We cannot use feather color or pattern to trace heritage in chickens - especially something as common as the cuckoo pattern. Any group of fowl thrown together will in time, with indiscriminate cross-breeding result into a small set of color patterns with Black Breasted Red being one and cuckoo or "hawk color" being another. Therefore I put little credibility in lineage based on color or pattern.

I wrote a lengthy paper on the etymology of the Dominique name itself. This was as interesting as studying the breed itself. In short, there appears a tenuous link to Saint Dominic but even that is suspect. We simply do not know for sure where the Dominique name comes from, nor how it became applied to the chicken.

Back to patterns. In old texts - pre-1850, most farm breeds were given names relating to their descriptions (i.e. Large Black Hog, Black & Tan hound, Shorthorn cattle, etc). In some of my oldest texts I find American Dominique, Dominique Pit Game and Dominique Leghorn. Rather than implying they are all related, it is more a case of their having a similar color and pattern.

I am always open to modifying my beliefs if better documentation can be found. If you should find anything written before 1875 that provides a clue, I'd be very interested in reading it. I have found that almost everything written since 1875 on breed histories is a rehashing of previously written texts - at least that's how it is in the English language.

Sincerely,
Mark Fields
 
They are are Missouri dominques and they range from 25 to 50% American game in the two current sublines.
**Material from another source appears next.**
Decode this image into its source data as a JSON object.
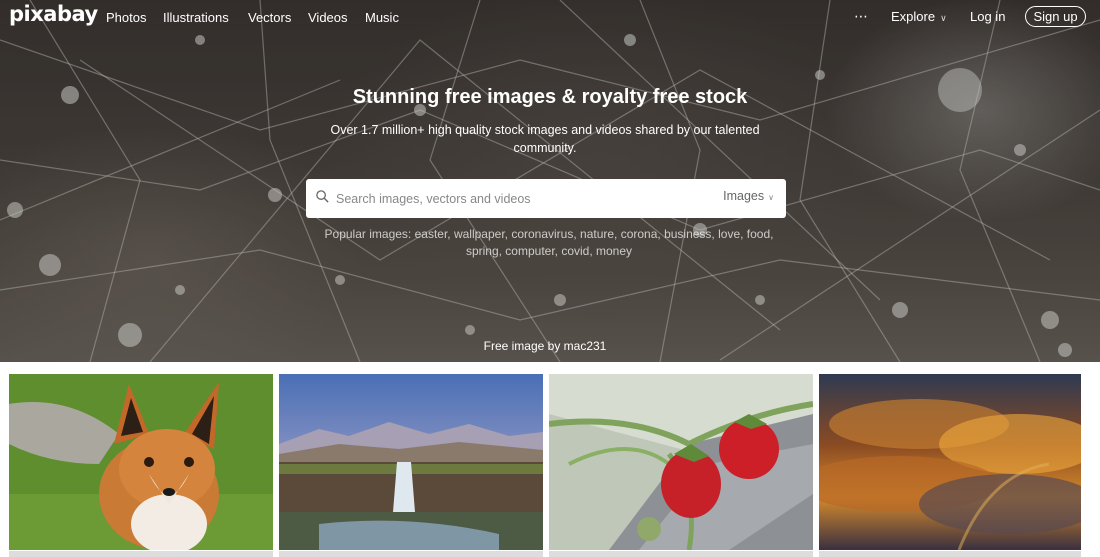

Even if written documentation can be found, I would give it very little weight without genetic evidence to back it up.
 
They are are Missouri dominques and they range from 25 to 50% American game in the two current sublines.

Even if written documentation can be found, I would give it very little weight without genetic evidence to back it up.

I agree....

I just really have problems 'seeing' the breeds he mentions in the Dominique.

Do you think that any Dorking could actually be in them?

I suppose that he thinks that the more sprightliness of the Dominique came from the Mediterranean breeds, but I see the Mediterraneans as no where near to the Dominique type as the Game fowl.

Of the breeds he mentions, I think the Sussex is closest to the Dominique body type, and I could see a little bit of the Hamburg.

All very interesting to think through.
 
Several other breeds existing at time but not listed by Fields such as Scott's Grey's and other continental breeds could have been involved. Also some breeds if we are to call them such are not reflected in literature and no longer exist.
 
I agree, the Dominique looks alot like the Scots Grey, not only in color but in body type, temperament, both dual purpose etc.

(Now, I haven't seen a Scots grey in person, but just from what I have read)
 
I still think doms are a composite and whatever they derived from has either changed greatly since giving rise to doms or no longer exists.

All chicken breeds are essentially composites. There is no registry for chickens, no pedigree. Read the history of the "heritage breeds" of Europe, and you quickly learn that breeders even used birds imported from America to "improve" their local breeds.

I think the contribution to the Dominique from the "hen craze" is possibly the egg color - I don't know where the Welsumer got its egg color.

The thing is, it doesn't strike me as unlikely that both Dutch and British poultry made it to New England. It also wouldn't surprise me if some game birds were imported. We know that cocking was in incredibly popular sport in Colonial New England, which is why today the University of Delaware Athletic mascot is the Blue Hen, from the "Blue Hen's chickens" kept for recreation by a Delaware unit in the Revolutionary War, a unit that came to be named after their fighting stock because of their great effectiveness and determination in battle.

The Puritans disapproved, but much of New England did not tend to Puritans.